もし「死」が存在しなかったら人生は全く退屈で不自然なものになってしまうはず。試しに「死神が休暇を取ってしまい、『死』が存在しなくなったら……?」と考えてみると、「死」が人間にとって不可欠なものであると確認できます。
人間は成長していくにつれ賢く、強くなっていきますが、死神は常に人のそばに寄り添っています。
人が老いて弱ったら、死神にとって収穫の時期です。
死神は「『死』は人生の一部であり、『死』があなたに人生の意味を与えるのさ……」と黄昏れながら言ってのけるかもしれません。
しかしこの考えは明らかに狂気をはらんでいます。
悲惨なことが人に幸せをもたらすことはありません。
苦しんでいる人々に「人生の幸せを感じているかい?」と尋ねるとしたら、あなたはまさに「怪物」と形容されるに違いありません。
いったいこの世のどこに「我が子が早く年老いて健康を損ない、生きる意味を見いだせますように」と願う両親がいるでしょうか。
この世には「死」があふれていて……
「逃れることのできない恐怖、つまり『死』は自分にとっていいものなのだ」という甘い嘘をついつい信じたくなってしまいます。
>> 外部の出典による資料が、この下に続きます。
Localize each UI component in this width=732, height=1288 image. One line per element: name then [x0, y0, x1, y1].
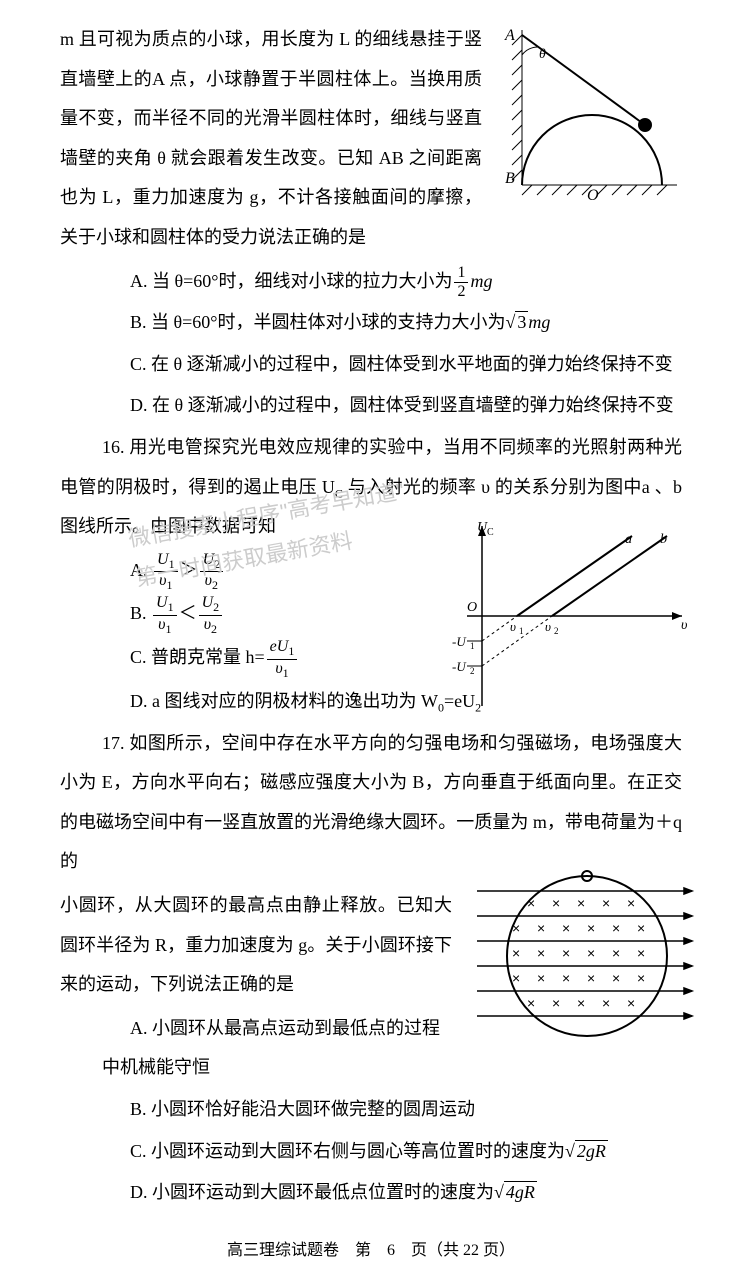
- svg-text:2: 2: [554, 626, 559, 636]
- svg-text:×: ×: [587, 920, 595, 936]
- svg-text:υ: υ: [545, 619, 551, 634]
- optC-sqrt: 2gR: [575, 1140, 608, 1161]
- svg-text:×: ×: [637, 970, 645, 986]
- q16-optA: A. U1υ1＞U2υ2: [60, 551, 412, 593]
- optC-pre: C. 普朗克常量 h=: [130, 647, 265, 667]
- svg-text:×: ×: [627, 995, 635, 1011]
- optD-sqrt: 4gR: [504, 1181, 537, 1202]
- q15-optC: C. 在 θ 逐渐减小的过程中，圆柱体受到水平地面的弹力始终保持不变: [60, 345, 682, 385]
- fracA2: U2υ2: [200, 551, 224, 593]
- fracB2: U2υ2: [199, 594, 223, 636]
- gt: ＞: [180, 560, 198, 580]
- fracA1: U1υ1: [154, 551, 178, 593]
- svg-text:×: ×: [552, 995, 560, 1011]
- q15-optB: B. 当 θ=60°时，半圆柱体对小球的支持力大小为√3mg: [60, 303, 682, 343]
- q16-figure: UC O υ υ1 υ2 -U1 -U2 a b: [437, 521, 692, 711]
- fracB1: U1υ1: [153, 594, 177, 636]
- svg-text:×: ×: [587, 945, 595, 961]
- svg-text:×: ×: [602, 995, 610, 1011]
- optB-post: mg: [528, 312, 550, 332]
- optB-label: B.: [130, 603, 151, 623]
- svg-text:B: B: [505, 170, 515, 187]
- svg-text:×: ×: [587, 970, 595, 986]
- optD-pre: D. a 图线对应的阴极材料的逸出功为 W: [130, 691, 438, 711]
- svg-text:×: ×: [637, 945, 645, 961]
- page-footer: 高三理综试题卷 第 6 页（共 22 页）: [60, 1233, 682, 1268]
- svg-text:×: ×: [637, 920, 645, 936]
- q15-stem: m 且可视为质点的小球，用长度为 L 的细线悬挂于竖直墙壁上的A 点，小球静置于…: [60, 20, 682, 258]
- svg-text:×: ×: [577, 995, 585, 1011]
- q15-text: m 且可视为质点的小球，用长度为 L 的细线悬挂于竖直墙壁上的A 点，小球静置于…: [60, 29, 482, 247]
- svg-text:×: ×: [602, 895, 610, 911]
- svg-text:A: A: [504, 27, 515, 44]
- svg-text:×: ×: [627, 895, 635, 911]
- sqrt3: 3: [515, 311, 528, 332]
- q17-optD: D. 小圆环运动到大圆环最低点位置时的速度为√4gR: [60, 1173, 682, 1213]
- svg-text:-U: -U: [452, 634, 467, 649]
- svg-text:×: ×: [612, 945, 620, 961]
- svg-text:×: ×: [612, 920, 620, 936]
- q16-optB: B. U1υ1＜U2υ2: [60, 594, 412, 636]
- svg-text:×: ×: [512, 970, 520, 986]
- svg-text:×: ×: [562, 920, 570, 936]
- q15-optA: A. 当 θ=60°时，细线对小球的拉力大小为12mg: [60, 262, 682, 302]
- q15-optD: D. 在 θ 逐渐减小的过程中，圆柱体受到竖直墙壁的弹力始终保持不变: [60, 386, 682, 426]
- optB-pre: B. 当 θ=60°时，半圆柱体对小球的支持力大小为: [130, 312, 505, 332]
- svg-text:×: ×: [537, 970, 545, 986]
- svg-text:×: ×: [512, 920, 520, 936]
- svg-text:υ: υ: [681, 618, 687, 633]
- q16-optC: C. 普朗克常量 h=eU1υ1: [60, 638, 412, 680]
- q17-figure: ××××× ×××××× ×××××× ×××××× ×××××: [472, 866, 702, 1046]
- svg-text:1: 1: [519, 626, 524, 636]
- svg-text:a: a: [625, 532, 632, 547]
- frac-half: 12: [454, 264, 468, 300]
- q16-sub: C: [335, 486, 343, 500]
- svg-text:×: ×: [512, 945, 520, 961]
- svg-text:O: O: [467, 600, 477, 615]
- svg-text:1: 1: [470, 641, 475, 651]
- svg-text:b: b: [660, 532, 667, 547]
- svg-text:×: ×: [562, 970, 570, 986]
- q17-stem: 17. 如图所示，空间中存在水平方向的匀强电场和匀强磁场，电场强度大小为 E，方…: [60, 724, 682, 882]
- svg-text:×: ×: [537, 945, 545, 961]
- optA-post: mg: [470, 271, 492, 291]
- svg-text:υ: υ: [510, 619, 516, 634]
- svg-text:θ: θ: [539, 47, 546, 62]
- optA-label: A.: [130, 560, 152, 580]
- q17-optC: C. 小圆环运动到大圆环右侧与圆心等高位置时的速度为√2gR: [60, 1132, 682, 1172]
- svg-text:×: ×: [527, 895, 535, 911]
- svg-text:O: O: [587, 187, 599, 204]
- optA-pre: A. 当 θ=60°时，细线对小球的拉力大小为: [130, 271, 452, 291]
- svg-text:C: C: [487, 527, 494, 538]
- fracC: eU1υ1: [267, 638, 298, 680]
- optD-pre: D. 小圆环运动到大圆环最低点位置时的速度为: [130, 1182, 494, 1202]
- optC-pre: C. 小圆环运动到大圆环右侧与圆心等高位置时的速度为: [130, 1141, 565, 1161]
- svg-text:×: ×: [577, 895, 585, 911]
- q17-optB: B. 小圆环恰好能沿大圆环做完整的圆周运动: [60, 1090, 682, 1130]
- svg-text:×: ×: [562, 945, 570, 961]
- svg-text:-U: -U: [452, 659, 467, 674]
- svg-text:×: ×: [612, 970, 620, 986]
- lt: ＜: [179, 603, 197, 623]
- svg-text:×: ×: [527, 995, 535, 1011]
- svg-text:×: ×: [537, 920, 545, 936]
- q15-figure: A θ B O: [497, 25, 682, 205]
- svg-text:×: ×: [552, 895, 560, 911]
- svg-text:2: 2: [470, 666, 475, 676]
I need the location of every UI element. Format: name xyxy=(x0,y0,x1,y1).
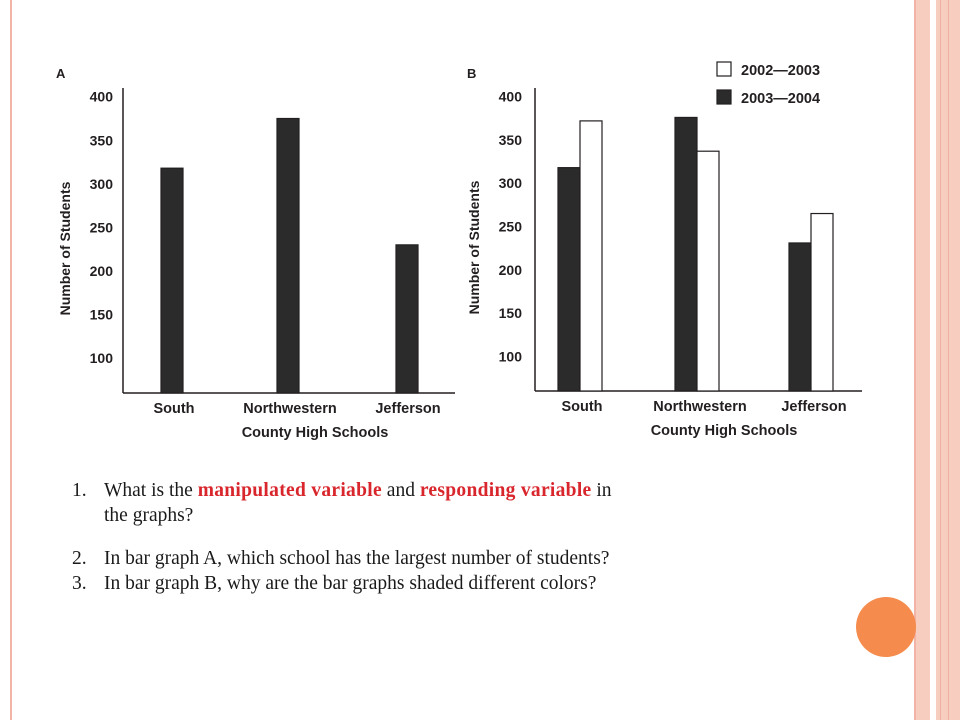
x-axis-label: County High Schools xyxy=(651,423,798,439)
y-tick-label: 200 xyxy=(499,262,523,278)
bar-northwestern-0 xyxy=(674,116,698,392)
y-tick-label: 150 xyxy=(499,305,523,321)
x-tick-label: Jefferson xyxy=(375,401,440,417)
bar-south-0 xyxy=(160,167,184,394)
bar-south-1 xyxy=(579,120,603,392)
manipulated-variable-highlight: manipulated variable xyxy=(197,480,382,501)
y-tick-label: 150 xyxy=(90,307,114,323)
question-text: and xyxy=(381,480,420,501)
y-tick-label: 250 xyxy=(499,219,523,235)
x-tick-label: South xyxy=(153,401,194,417)
y-axis-label: Number of Students xyxy=(466,180,482,314)
x-tick-label: South xyxy=(561,399,602,415)
panel-label: B xyxy=(467,66,476,81)
right-decorative-gap xyxy=(930,0,936,720)
y-axis-label: Number of Students xyxy=(57,181,73,315)
band-line xyxy=(940,0,941,720)
question-text: in xyxy=(591,480,612,501)
orange-circle-decoration xyxy=(856,597,916,657)
responding-variable-highlight: responding variable xyxy=(419,480,592,501)
bar-jefferson-0 xyxy=(788,242,812,392)
panel-label: A xyxy=(56,66,66,81)
y-tick-label: 300 xyxy=(499,175,523,191)
x-tick-label: Northwestern xyxy=(653,399,746,415)
legend-entry: 2002—2003 xyxy=(741,63,820,79)
y-tick-label: 100 xyxy=(90,350,114,366)
question-text: In bar graph A, which school has the lar… xyxy=(104,548,610,569)
question-number: 2. xyxy=(72,548,87,569)
legend-entry: 2003—2004 xyxy=(741,91,820,107)
question-number: 3. xyxy=(72,573,87,594)
question-text: In bar graph B, why are the bar graphs s… xyxy=(104,573,597,594)
y-tick-label: 400 xyxy=(90,89,114,105)
question-list: 1. What is the manipulated variable and … xyxy=(72,478,852,596)
bar-jefferson-1 xyxy=(810,212,834,392)
y-tick-label: 200 xyxy=(90,263,114,279)
x-axis-label: County High Schools xyxy=(242,425,389,441)
x-tick-label: Northwestern xyxy=(243,401,336,417)
question-1: 1. What is the manipulated variable and … xyxy=(72,478,852,528)
legend-swatch xyxy=(716,61,732,77)
question-text: the graphs? xyxy=(104,505,194,526)
y-tick-label: 300 xyxy=(90,176,114,192)
bar-south-0 xyxy=(557,167,581,392)
question-number: 1. xyxy=(72,480,87,501)
y-tick-label: 350 xyxy=(90,132,114,148)
slide-frame xyxy=(10,0,916,720)
question-3: 3. In bar graph B, why are the bar graph… xyxy=(72,571,852,596)
band-line xyxy=(948,0,949,720)
question-text: What is the xyxy=(104,480,198,501)
bar-northwestern-1 xyxy=(696,150,720,392)
y-tick-label: 350 xyxy=(499,132,523,148)
y-tick-label: 250 xyxy=(90,219,114,235)
bar-northwestern-0 xyxy=(276,117,300,394)
x-tick-label: Jefferson xyxy=(781,399,846,415)
y-tick-label: 400 xyxy=(499,89,523,105)
y-tick-label: 100 xyxy=(499,348,523,364)
right-decorative-band xyxy=(916,0,930,720)
legend-swatch xyxy=(716,89,732,105)
question-2: 2. In bar graph A, which school has the … xyxy=(72,546,852,571)
bar-jefferson-0 xyxy=(395,244,419,394)
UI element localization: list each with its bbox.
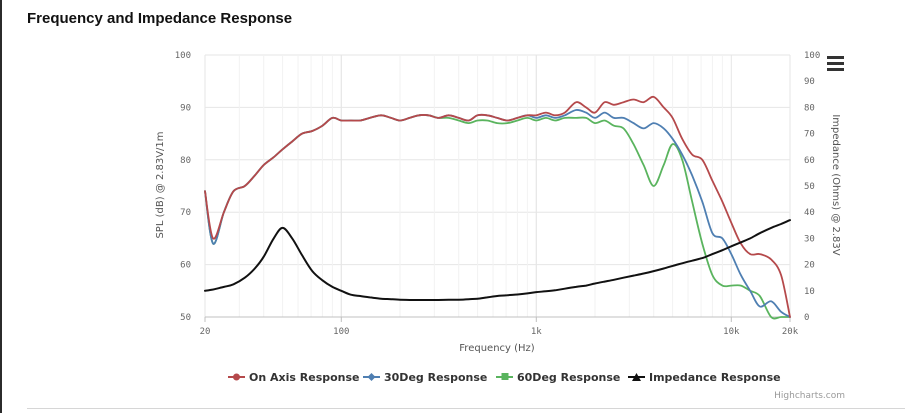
60deg-response-line: [204, 114, 791, 320]
legend-marker-triangle: [632, 373, 641, 381]
on-axis-response-line: [204, 95, 791, 318]
highcharts-credit[interactable]: Highcharts.com: [774, 391, 845, 401]
legend-marker-square: [501, 373, 509, 380]
x-tick-label: 10k: [723, 327, 740, 337]
legend-label-impedance: Impedance Response: [649, 371, 781, 384]
chart-heading: Frequency and Impedance Response: [27, 10, 293, 27]
legend-item-impedance[interactable]: Impedance Response: [628, 371, 781, 384]
x-tick-label: 100: [333, 327, 349, 337]
left-y-tick-label: 50: [180, 313, 191, 323]
series-lines: [204, 95, 791, 320]
left-page-rule: [0, 0, 2, 413]
right-y-tick-label: 0: [804, 313, 809, 323]
left-y-tick-label: 70: [180, 208, 191, 218]
legend-item-60deg[interactable]: 60Deg Response: [496, 371, 620, 384]
left-y-tick-label: 100: [175, 51, 191, 61]
bottom-page-rule: [27, 408, 905, 409]
legend-label-30deg: 30Deg Response: [384, 371, 487, 384]
legend: On Axis Response 30Deg Response 60Deg Re…: [228, 371, 781, 384]
legend-label-60deg: 60Deg Response: [517, 371, 620, 384]
right-y-tick-label: 20: [804, 261, 815, 271]
x-tick-label: 20: [200, 327, 211, 337]
right-y-tick-label: 90: [804, 77, 815, 87]
right-y-tick-label: 10: [804, 287, 815, 297]
right-y-tick-label: 100: [804, 51, 820, 61]
legend-marker-circle: [233, 373, 240, 381]
right-y-tick-label: 50: [804, 182, 815, 192]
hamburger-menu-icon: [827, 56, 844, 71]
left-y-tick-label: 90: [180, 103, 191, 113]
x-axis-title: Frequency (Hz): [459, 343, 535, 354]
right-y-tick-label: 40: [804, 208, 815, 218]
chart-menu-button[interactable]: [822, 50, 850, 74]
legend-marker-diamond: [367, 373, 376, 381]
x-tick-label: 1k: [531, 327, 542, 337]
right-y-tick-label: 30: [804, 234, 815, 244]
x-tick-label: 20k: [782, 327, 799, 337]
x-axis-ticks: 20 100 1k 10k 20k: [200, 317, 799, 337]
plot-grid: [204, 54, 791, 318]
left-y-axis-title: SPL (dB) @ 2.83V/1m: [155, 131, 166, 238]
impedance-response-line: [204, 219, 791, 302]
right-y-tick-label: 80: [804, 103, 815, 113]
left-y-axis-ticks: 50 60 70 80 90 100: [175, 51, 191, 323]
right-y-tick-label: 60: [804, 156, 815, 166]
legend-label-on-axis: On Axis Response: [249, 371, 360, 384]
left-y-tick-label: 60: [180, 261, 191, 271]
right-y-axis-title: Impedance (Ohms) @ 2.83V: [830, 114, 841, 255]
legend-item-on-axis[interactable]: On Axis Response: [228, 371, 360, 384]
left-y-tick-label: 80: [180, 156, 191, 166]
right-y-tick-label: 70: [804, 130, 815, 140]
right-y-axis-ticks: 0 10 20 30 40 50 60 70 80 90 100: [804, 51, 820, 323]
legend-item-30deg[interactable]: 30Deg Response: [363, 371, 487, 384]
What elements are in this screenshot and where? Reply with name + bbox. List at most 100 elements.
しかしこれは「『死』はあなたの人生の一部である」という考えと同じ。
たとえばコレラはかつて人類の歴史につきものでしたが、衛生観念の向上によって消えていきました。
短いスパンで見れば「コレラは人生の一部であった」と考えられなくもありませんが、少なくとも現在においてそれは当てはまりません。
「自然なものはよいもので、人生に必要なのだ」という考えは間違い。
自然な人生とは不平等で残酷で、そして短いものです。
それは「人類の祖先が暮らしていたジャングルの中で生き延びろ」ということと同義。
人類は技術を発展させることによって、現在のよい暮らしを実現してきたのです。
現在の人類が持つ技術力は、死の原因をつまびらかに観測することができるまでになっています。
さて、ここで湧いてくる疑問は「死神とはどれほどの強さを持っているのか?」ということですが……
技術の発展を鑑みれば、人類はやがて死神に対抗できうる力を手に入れる可能性は十分にあります。
もしかすると、たった今も最初の不死者がこの世に存在しているかもしれないのです。
彼らは思うさま健康な青年期を満喫することが可能。
しかし、不死者の頭の中にはこれまでの人生で関わった数千人の死者たちの記憶が残り、これらを消し去らなければならないという問題はあります。
さらに、不死者にとって「死」は未来の問題を回避できる特効薬にはならないため、絶えずさまざまな問題に直面し、それを解決していかなければなりません。
人間はつい「死とは逃れられないものだ」とあきらめてしまいがちですが……
「『死』とは対抗可能な障害でしかないのだ」と思考を転換させ、病気などの災厄と闘うことが重要。
ただし現状において、「老化」だけは全人類に平等に降りかかってくるため……
結果的に誰もが惨めな結末を迎えてしまうのは避けられません。
私たちは早めに「死」と闘う決意を固めないと、いずれ誕生する不死者世代に入り込めなくなってしまいます。「死」に対抗する新しい世代に入り込めなかったら最後、「死」という深い闇に飲み込まれてそれで終わりです。